Opponents of the bill concentrated on the possibility that the federal government — which outlaws marijuana nationally — might obtain the health department records of patients and providers to arrest them. They also argued that the registering of names would violate federal confidentiality laws for medical patients. And they objected to the 24-ounce limit being shrunk. Cody said that the bill takes care of the medical confidentiality concerns.
"Eight ounces here. Three ounces there. It's extremely confusing," said Stephanie Viskovich of the Cannabis Action Coalition, who contended that doctors and not the government should say how much a patient can possess. Marijuana patient Sandra Garcia said she needs differing amounts of marijuana to deal with different levels of pain. "I can't say to my pain: 'Will you reduce this,'" she said.

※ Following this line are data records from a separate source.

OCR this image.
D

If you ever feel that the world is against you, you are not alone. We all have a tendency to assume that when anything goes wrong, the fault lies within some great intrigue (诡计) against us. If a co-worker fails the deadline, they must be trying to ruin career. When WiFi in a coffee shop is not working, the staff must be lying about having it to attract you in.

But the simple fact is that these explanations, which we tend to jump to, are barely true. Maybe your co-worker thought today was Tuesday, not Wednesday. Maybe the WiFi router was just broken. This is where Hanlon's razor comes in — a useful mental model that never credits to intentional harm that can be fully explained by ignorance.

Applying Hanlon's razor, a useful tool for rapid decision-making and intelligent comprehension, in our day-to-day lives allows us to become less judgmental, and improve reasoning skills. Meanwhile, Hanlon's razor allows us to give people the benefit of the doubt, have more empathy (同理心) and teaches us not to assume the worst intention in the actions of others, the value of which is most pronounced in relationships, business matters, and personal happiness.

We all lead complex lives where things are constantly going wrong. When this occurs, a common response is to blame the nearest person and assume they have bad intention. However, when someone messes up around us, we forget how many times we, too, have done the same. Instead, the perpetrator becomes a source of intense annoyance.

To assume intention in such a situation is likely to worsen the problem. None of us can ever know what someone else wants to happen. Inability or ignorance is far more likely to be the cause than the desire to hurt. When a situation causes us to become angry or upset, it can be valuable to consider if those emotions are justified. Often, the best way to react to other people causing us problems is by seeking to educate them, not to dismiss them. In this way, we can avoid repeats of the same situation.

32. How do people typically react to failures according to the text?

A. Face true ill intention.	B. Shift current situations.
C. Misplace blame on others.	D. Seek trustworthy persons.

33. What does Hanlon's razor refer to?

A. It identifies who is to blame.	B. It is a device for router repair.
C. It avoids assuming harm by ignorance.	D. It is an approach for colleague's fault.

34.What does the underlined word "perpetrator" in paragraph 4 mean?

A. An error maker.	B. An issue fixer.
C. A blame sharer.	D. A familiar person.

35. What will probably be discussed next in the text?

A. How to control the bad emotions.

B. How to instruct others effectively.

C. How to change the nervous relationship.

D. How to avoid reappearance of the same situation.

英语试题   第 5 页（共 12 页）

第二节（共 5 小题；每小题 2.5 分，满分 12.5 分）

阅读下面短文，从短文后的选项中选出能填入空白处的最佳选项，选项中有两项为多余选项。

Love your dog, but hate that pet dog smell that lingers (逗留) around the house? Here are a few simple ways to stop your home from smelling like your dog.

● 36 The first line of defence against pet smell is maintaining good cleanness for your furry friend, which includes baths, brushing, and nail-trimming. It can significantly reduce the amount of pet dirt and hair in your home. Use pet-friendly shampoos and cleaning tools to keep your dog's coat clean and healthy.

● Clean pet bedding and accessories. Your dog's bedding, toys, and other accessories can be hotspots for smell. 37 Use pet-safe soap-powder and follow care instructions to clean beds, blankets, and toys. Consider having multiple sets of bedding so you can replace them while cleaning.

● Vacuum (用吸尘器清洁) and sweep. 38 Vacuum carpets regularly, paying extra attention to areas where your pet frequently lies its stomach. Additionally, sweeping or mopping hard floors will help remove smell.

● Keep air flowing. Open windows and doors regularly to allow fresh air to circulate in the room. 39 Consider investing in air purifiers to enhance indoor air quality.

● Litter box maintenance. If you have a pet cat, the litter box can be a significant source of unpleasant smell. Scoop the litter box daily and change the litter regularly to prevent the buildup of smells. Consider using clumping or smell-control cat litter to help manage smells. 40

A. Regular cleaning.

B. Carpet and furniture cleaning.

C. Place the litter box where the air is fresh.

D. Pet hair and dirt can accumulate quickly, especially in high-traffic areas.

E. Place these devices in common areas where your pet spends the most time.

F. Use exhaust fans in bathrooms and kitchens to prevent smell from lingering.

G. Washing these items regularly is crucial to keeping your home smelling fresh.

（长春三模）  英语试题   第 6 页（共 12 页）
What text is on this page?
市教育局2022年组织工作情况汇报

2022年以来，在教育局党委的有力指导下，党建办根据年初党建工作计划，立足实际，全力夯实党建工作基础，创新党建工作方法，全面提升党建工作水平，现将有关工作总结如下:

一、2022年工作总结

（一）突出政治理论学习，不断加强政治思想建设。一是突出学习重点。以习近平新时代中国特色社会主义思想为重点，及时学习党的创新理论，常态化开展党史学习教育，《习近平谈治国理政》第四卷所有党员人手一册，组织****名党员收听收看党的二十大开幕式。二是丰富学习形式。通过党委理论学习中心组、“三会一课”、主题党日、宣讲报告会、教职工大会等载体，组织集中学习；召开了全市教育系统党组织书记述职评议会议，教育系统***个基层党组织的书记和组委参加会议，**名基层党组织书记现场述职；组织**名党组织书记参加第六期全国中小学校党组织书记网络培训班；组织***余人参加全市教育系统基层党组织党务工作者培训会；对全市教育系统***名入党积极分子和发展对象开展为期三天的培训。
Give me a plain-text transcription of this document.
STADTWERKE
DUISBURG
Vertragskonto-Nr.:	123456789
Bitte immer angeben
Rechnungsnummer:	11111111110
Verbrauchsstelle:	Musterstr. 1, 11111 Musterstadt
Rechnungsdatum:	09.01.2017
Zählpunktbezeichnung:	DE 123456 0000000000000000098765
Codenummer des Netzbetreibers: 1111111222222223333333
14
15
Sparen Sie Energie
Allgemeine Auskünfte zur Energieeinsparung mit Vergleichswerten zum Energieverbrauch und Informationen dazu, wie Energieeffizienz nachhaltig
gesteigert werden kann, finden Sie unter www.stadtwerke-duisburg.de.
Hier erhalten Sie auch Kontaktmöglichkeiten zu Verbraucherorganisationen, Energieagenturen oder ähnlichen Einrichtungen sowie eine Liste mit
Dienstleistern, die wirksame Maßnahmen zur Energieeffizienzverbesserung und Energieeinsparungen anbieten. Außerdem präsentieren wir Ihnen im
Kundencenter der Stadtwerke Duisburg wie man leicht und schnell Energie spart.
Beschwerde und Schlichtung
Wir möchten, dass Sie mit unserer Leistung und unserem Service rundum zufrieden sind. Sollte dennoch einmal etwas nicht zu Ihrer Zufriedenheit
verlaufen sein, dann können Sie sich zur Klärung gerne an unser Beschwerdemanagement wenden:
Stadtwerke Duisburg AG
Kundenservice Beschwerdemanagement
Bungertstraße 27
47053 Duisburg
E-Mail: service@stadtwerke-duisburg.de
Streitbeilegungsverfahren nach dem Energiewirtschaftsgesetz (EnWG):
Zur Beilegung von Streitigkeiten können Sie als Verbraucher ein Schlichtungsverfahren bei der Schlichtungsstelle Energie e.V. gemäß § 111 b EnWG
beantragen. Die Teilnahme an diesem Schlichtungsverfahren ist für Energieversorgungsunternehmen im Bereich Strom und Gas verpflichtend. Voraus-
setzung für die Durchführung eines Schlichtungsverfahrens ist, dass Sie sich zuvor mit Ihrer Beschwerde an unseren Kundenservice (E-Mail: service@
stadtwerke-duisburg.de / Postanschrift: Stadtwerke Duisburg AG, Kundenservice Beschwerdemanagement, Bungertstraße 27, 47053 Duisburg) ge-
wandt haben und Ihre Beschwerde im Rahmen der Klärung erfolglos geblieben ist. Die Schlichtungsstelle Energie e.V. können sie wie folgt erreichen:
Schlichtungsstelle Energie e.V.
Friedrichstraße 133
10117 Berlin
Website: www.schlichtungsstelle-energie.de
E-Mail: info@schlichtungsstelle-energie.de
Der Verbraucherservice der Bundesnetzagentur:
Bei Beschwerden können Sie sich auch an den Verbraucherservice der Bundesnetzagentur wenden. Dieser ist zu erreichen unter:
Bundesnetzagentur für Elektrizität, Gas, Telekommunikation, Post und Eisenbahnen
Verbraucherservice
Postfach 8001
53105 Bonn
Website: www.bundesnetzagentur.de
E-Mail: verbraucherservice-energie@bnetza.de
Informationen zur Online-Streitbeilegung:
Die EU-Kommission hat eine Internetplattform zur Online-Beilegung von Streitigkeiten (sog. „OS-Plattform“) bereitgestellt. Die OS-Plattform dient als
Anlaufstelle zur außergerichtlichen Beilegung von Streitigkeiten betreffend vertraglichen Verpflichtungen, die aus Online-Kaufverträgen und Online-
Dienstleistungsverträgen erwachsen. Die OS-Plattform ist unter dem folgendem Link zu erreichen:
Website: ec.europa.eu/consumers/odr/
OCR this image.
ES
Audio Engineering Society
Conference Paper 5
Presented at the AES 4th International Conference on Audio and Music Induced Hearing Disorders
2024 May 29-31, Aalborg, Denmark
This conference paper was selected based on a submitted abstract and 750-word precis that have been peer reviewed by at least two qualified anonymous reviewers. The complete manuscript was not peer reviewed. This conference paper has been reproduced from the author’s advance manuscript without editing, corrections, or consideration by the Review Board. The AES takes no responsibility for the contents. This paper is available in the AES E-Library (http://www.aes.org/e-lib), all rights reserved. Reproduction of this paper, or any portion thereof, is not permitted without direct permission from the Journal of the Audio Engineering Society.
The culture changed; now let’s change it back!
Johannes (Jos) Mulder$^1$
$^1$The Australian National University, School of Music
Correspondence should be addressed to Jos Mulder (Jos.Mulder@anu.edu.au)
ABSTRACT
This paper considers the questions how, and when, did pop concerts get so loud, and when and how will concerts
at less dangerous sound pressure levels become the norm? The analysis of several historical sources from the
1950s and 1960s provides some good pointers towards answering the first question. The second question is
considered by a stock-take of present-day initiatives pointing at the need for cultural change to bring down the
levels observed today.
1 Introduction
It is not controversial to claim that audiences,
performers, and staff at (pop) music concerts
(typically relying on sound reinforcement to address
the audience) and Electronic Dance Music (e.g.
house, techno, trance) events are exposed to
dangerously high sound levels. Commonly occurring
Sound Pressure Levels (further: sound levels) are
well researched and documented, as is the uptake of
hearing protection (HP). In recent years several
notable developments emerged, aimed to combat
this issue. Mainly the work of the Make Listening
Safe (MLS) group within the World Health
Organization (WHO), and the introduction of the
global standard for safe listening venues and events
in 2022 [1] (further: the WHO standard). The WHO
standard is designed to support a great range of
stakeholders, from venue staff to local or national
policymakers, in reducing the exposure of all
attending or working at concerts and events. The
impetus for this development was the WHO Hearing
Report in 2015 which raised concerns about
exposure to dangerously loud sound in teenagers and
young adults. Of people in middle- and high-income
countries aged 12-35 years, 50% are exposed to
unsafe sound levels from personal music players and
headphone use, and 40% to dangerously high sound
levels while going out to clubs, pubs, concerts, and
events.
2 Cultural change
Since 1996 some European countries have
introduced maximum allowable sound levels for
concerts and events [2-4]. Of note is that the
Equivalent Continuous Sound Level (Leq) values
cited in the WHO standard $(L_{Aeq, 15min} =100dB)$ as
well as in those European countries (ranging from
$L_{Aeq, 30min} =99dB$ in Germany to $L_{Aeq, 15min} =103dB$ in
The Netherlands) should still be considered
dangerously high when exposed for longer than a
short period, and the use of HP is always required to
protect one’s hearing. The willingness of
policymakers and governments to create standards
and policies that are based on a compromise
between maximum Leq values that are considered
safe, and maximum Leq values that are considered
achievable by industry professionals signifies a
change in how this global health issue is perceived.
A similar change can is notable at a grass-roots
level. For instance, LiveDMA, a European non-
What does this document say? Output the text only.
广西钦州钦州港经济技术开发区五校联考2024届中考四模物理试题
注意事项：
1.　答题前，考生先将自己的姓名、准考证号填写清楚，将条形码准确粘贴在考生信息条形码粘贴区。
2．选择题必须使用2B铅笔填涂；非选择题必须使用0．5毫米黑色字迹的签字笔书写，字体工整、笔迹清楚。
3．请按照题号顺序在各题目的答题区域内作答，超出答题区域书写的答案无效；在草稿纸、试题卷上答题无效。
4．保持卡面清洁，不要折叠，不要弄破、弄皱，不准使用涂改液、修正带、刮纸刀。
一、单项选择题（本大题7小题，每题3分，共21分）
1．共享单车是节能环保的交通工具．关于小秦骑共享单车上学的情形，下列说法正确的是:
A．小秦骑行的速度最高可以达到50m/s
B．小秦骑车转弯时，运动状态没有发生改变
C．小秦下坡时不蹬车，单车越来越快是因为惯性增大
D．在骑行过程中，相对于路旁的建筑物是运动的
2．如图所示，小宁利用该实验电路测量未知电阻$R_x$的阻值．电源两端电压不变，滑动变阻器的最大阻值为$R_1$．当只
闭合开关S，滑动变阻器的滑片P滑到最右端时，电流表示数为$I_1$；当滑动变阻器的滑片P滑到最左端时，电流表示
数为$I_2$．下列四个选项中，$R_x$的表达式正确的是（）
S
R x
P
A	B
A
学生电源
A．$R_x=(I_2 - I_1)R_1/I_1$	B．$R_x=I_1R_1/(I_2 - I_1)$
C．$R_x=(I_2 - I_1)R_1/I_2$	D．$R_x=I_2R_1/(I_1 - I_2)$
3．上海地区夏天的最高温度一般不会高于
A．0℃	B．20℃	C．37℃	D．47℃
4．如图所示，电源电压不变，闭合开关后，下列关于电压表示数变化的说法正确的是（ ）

Some people preferred another medical marijuana bill introduced Wednesday by Rep. Sherry Appleton, D-Poulsbo. It tweaks parts of the existing medical marijuana law to comply with Initiative 502. However, it includes a section that would allow state-chartered banks to lend and hold money relating to marijuana enterprises — something that banks are loath to do because federal law forbids such transactions. The state is pondering how the industry can do its banking; Sen. Bob Hasegawa, D-Seattle, has already introduced a bill to create a state bank for that purpose.
Appleton's bill also calls for a group — including at least 12 medical marijuana stakeholders — to study the issue of the state collecting names of providers and legal users of medical pot.
In a related matter, the House Finance Committee held a Wednesday hearing on a bill that would provide a sales tax exemption of 10 years for qualified patients who buy marijuana for medical use through the new retail outlets that are being set up under the pot legalization initiative. Rep. Reuven Carlyle, D- Seattle, introduced the bill.
Several people testified against it. A few said that medical marijuana is already tax exempt; they also contended that is premature to set up an exemption for a production and distribution system that has not been established.
Carlyle said his bill creates a unique category for medical marijuana to be considered a product between an over-the-counter drug and a prescription drug to calm federal concerns about whether the marijuana industry will be adequately regulated and tracked.